Publié lundi 9 janvier, le dossier signé par Le Figaro tente de répondre à cinq questions principales: Pourquoi le Maroc veut-il réintégrer l’Union africaine? Quel le poids économique du pays sur le continent? Quelle est l’influence religieuse de Mohammed VI? Comment l’Afrique accueille ce retour marocain? Et enfin, comment l’Algérie réagit-elle?

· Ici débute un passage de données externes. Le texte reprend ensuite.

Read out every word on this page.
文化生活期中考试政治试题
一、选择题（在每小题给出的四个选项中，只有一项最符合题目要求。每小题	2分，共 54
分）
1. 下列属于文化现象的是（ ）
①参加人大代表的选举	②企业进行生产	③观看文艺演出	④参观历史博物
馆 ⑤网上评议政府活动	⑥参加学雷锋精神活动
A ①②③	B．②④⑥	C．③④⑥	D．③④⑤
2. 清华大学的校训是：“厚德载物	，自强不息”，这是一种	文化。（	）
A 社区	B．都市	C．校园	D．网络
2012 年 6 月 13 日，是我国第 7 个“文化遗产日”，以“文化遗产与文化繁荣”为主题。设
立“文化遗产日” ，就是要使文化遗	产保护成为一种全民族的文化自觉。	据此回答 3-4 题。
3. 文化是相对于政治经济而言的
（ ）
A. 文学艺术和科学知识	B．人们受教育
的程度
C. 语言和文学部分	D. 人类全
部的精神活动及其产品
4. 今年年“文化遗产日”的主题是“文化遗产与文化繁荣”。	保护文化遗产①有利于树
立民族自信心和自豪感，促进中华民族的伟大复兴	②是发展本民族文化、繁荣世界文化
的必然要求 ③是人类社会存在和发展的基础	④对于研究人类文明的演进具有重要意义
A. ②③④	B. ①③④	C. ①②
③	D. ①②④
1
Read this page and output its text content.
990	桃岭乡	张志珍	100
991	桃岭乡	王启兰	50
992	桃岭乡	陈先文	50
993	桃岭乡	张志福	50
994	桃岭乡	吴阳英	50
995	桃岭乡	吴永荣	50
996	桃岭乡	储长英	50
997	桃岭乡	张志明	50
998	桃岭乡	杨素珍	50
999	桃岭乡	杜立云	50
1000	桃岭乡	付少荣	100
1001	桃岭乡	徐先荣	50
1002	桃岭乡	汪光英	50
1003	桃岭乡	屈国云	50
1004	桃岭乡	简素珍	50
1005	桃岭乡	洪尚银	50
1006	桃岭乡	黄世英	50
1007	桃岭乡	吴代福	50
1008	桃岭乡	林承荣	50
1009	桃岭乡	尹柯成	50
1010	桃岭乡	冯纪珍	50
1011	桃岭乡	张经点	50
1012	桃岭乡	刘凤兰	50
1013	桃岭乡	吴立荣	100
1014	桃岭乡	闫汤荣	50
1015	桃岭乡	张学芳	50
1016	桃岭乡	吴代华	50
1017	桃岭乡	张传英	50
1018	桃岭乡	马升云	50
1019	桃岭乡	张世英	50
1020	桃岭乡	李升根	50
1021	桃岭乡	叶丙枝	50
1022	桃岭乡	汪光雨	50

Sur ces différents points, des rappels pertinents et des informations inédites sont glissées ici et là. Le premier point rappelle comment et pourquoi le Maroc a enfin décidé de mettre fin à sa politique de la chaise vide et que la diplomatie marocaine n’exclut plus d’entretenir des contacts avec toutes les capitales du continent. Après 12 ans d’absence, Rabat vient ainsi de renvoyer un ambassadeur à Prétoria. Les relations sont également relancées avec des pays tels que le Nigéria, la Tanzanie et l’Ethiopie.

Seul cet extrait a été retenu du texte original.